Un maillot de bain pour descendre dans une rivière - au Moyen-Âge, on aurait trouvé cela ridicule ! C'est ce que prouve un contrat de Frédéric II, dont une copie a été réalisée en Lorraine au 13e siècle. Un peintre miniaturiste a illustré la copie par une représentation de saint Jean nageant dans la mer en tenue d'Adam près de Patmos. Sur le rivage, le saint a retiré son pantalon, sa chemise et son surplis - le tout dans le style de la mode médiévale la plus récente.

Les baigneurs peints par Signorelli en 1498 n'ont pas non plus honte de leur nudité, l'un d'entre eux sert même d'arrière-plan à une Vierge Marie avec l'Enfant Jésus totalement impassible. Le clergé n'était pas encore enclin à la pruderie que la Réforme et la Contre-Réforme allaient engendrer.
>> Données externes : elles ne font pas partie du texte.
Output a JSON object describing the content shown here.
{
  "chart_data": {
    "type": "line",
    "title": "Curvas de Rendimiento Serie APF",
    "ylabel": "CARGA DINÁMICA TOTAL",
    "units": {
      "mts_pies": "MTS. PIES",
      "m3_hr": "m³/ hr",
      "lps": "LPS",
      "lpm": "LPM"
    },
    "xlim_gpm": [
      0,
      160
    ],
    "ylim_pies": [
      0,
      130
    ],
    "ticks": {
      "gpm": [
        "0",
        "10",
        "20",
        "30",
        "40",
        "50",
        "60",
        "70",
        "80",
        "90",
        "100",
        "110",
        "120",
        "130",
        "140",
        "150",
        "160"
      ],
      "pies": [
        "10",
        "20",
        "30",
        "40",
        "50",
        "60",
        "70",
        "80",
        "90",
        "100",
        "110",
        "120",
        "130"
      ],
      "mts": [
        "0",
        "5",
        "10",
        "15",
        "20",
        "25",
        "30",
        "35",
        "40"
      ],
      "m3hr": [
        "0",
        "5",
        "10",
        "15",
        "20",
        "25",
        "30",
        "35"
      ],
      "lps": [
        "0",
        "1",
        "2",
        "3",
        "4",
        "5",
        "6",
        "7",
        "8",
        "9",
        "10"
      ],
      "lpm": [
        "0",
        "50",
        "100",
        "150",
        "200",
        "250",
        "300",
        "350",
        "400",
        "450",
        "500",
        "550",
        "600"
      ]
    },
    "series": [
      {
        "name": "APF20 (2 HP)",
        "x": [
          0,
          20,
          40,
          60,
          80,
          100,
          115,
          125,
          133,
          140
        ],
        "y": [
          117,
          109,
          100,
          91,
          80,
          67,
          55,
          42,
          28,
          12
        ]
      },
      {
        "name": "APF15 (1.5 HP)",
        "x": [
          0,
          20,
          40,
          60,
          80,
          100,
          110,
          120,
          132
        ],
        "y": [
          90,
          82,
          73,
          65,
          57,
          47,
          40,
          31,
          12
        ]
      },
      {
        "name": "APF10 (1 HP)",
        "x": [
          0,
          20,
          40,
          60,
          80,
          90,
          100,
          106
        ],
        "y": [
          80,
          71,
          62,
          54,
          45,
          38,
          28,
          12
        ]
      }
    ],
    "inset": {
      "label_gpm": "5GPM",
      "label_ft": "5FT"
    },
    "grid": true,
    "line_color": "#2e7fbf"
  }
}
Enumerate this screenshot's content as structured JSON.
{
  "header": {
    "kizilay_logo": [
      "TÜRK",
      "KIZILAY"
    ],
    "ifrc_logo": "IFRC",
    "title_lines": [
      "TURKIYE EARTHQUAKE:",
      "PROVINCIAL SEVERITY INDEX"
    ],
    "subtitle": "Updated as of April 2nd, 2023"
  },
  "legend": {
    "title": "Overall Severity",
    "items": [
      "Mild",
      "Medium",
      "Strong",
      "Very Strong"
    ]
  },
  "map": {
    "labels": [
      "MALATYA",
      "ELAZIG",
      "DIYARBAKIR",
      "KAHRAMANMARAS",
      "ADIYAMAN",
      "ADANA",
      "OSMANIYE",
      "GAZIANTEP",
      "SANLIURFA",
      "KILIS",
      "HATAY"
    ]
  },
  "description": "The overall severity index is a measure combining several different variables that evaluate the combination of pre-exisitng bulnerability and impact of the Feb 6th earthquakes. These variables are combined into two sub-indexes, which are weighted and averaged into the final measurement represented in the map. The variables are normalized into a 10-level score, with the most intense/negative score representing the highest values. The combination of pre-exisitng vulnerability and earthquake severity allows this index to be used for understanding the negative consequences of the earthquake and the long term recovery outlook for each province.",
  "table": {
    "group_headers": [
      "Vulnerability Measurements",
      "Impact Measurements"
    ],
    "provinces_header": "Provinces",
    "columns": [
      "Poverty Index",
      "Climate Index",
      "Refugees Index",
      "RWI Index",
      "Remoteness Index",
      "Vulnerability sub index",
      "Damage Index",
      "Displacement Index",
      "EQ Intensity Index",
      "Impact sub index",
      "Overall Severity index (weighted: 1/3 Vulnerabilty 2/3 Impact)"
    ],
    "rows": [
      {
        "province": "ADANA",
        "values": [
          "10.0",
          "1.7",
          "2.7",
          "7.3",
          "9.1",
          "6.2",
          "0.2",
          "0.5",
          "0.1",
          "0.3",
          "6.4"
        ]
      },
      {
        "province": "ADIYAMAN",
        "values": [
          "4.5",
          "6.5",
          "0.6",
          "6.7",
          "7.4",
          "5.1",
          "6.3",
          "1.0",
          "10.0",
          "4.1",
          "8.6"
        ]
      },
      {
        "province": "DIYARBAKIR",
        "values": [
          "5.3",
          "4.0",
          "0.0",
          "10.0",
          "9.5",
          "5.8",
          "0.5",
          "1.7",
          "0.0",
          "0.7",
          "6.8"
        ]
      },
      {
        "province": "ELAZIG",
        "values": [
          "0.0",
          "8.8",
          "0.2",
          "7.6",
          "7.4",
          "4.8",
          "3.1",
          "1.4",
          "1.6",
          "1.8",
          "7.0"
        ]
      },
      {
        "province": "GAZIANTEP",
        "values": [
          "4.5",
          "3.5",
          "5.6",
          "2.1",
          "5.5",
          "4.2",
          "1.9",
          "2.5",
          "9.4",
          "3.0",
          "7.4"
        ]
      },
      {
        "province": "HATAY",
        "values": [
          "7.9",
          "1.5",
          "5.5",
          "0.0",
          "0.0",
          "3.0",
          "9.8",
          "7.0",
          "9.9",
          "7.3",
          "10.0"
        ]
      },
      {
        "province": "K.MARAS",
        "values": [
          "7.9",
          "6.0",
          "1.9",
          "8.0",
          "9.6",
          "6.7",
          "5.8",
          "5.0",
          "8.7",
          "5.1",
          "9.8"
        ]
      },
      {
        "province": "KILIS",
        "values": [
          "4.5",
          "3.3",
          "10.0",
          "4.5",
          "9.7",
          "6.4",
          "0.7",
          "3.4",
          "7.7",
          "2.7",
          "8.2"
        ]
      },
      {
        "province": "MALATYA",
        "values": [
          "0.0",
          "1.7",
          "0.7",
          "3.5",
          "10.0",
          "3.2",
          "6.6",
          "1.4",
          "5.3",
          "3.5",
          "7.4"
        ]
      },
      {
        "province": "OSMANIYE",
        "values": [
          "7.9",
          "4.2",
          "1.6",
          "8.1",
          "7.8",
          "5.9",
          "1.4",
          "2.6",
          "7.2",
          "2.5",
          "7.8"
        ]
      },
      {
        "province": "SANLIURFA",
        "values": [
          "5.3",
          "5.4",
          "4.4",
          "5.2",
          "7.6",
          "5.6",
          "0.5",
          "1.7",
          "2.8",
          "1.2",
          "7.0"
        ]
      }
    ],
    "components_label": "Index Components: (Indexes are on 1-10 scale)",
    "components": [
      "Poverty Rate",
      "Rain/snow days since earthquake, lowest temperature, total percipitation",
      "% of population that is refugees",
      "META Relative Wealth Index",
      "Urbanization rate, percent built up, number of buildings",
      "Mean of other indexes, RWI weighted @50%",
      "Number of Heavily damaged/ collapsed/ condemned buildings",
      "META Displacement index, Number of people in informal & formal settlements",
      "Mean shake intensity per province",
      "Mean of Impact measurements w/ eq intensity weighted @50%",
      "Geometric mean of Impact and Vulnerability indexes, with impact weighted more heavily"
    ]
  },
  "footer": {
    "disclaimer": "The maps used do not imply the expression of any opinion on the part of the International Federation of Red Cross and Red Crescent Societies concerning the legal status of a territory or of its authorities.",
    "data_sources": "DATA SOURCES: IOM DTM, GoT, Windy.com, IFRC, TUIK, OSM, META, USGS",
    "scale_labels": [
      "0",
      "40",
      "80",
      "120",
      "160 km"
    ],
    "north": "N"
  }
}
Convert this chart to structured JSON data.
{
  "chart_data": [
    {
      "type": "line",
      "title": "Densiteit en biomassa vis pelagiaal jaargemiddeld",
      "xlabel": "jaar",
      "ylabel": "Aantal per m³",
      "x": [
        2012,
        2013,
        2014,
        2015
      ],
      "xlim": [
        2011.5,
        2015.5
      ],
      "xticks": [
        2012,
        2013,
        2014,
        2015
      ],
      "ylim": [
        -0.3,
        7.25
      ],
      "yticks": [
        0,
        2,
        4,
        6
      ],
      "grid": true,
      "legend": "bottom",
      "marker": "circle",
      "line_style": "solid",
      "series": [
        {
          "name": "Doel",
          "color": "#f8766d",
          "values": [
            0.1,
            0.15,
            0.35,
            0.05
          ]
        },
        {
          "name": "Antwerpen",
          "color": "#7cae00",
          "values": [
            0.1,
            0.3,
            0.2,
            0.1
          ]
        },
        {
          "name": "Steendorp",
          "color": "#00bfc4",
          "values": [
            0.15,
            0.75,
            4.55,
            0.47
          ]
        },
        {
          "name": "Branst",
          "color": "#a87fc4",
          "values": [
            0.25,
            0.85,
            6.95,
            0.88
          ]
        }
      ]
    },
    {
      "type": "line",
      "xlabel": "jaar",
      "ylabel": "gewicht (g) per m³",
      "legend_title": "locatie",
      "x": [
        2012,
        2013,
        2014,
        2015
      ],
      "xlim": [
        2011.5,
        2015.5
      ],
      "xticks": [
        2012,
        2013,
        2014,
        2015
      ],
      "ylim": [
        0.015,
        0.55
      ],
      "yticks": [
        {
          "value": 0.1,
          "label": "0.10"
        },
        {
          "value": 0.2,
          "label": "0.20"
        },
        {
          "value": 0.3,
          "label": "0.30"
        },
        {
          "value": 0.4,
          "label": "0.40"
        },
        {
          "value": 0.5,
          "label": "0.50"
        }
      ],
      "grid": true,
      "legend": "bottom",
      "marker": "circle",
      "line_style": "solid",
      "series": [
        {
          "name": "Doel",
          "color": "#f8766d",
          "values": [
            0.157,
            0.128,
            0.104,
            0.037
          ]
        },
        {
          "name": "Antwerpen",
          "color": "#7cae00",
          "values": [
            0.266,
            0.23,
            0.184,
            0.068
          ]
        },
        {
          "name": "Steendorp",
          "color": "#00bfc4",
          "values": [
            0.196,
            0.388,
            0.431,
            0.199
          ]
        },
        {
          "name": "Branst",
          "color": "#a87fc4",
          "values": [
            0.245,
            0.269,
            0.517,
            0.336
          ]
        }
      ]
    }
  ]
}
On se déshabillait Badende Studenten (Thomas Eakins)pour se baigner dans la mer ou dans une rivière, mais aussi en plein Paris, sur les quais de la Seine, où se pressaient badauds et vendeurs, comme en témoigne une miniature de la vie de saint Denis. L'idée d'enfiler un maillot de bain n'aurait effleuré personne, pas même ceux qui avaient honte de leur équipement anatomique. Sous le regard sarcastique d'un Béroalde de Verville, ils cachent embarrassément leurs parties génitales avec les mains, derrière un chapeau, une chemise ou un pantalon, jusqu'à ce qu'ils soient sous l'eau. "S'ils pouvaient se pendre la lune, ils la tiendraient sans doute aussi devant leur engin !". Il ne s'agit pas là d'un sentiment de décence, quand on voit avec quelle fierté d'autres montrent au contraire ce qu'ils ont avant de se plonger dans l'eau.

Ce n'est qu'à la Renaissance, et d'abord dans les pays protestants, que l'on tombe sur des ordonnances interdisant la nudité. Un paradoxe apparent à une époque où l'on donne de l'espace à la nudité dans l'art et où l'anatomie de l'homme est représentée avec une précision sans précédent. Le motif de la voluptueuse Diane au bain se développe à une époque où l'on interdit aux femmes de se baigner dans la rivière. Il existe cependant toujours un lien entre les deux phénomènes, une sorte d'équilibre entre le libertinage et la pudeur.

Ainsi, en 1541, huit personnes sont surprises à Francfort en train de se baigner dans le Main "comme Dieu les avait créées, complètement nues et sans honte". Ils sont condamnés à quatre semaines de prison avec du pain et de l'eau. Un exemple dissuasif n'a pas suffi. En 1548, les autorités municipales demandent aux maîtres "d'exhorter leurs apprentis à revêtir leurs sous-vêtements lorsqu'ils se baignent". L'ordonnance est renouvelée en 1550 : les apprentis ne doivent entrer dans le Main que "couverts et de manière décente".

Menaces de sanctions, amendes, prison, confiscation des vêtements : rien n'y fait. Les apprentis continuent d'exhiber leur nudité au milieu de la ville. Un siècle plus tard, la petite guerre des culottes prend fin lorsque les autorités finissent par interdire toute baignade dans la rivière.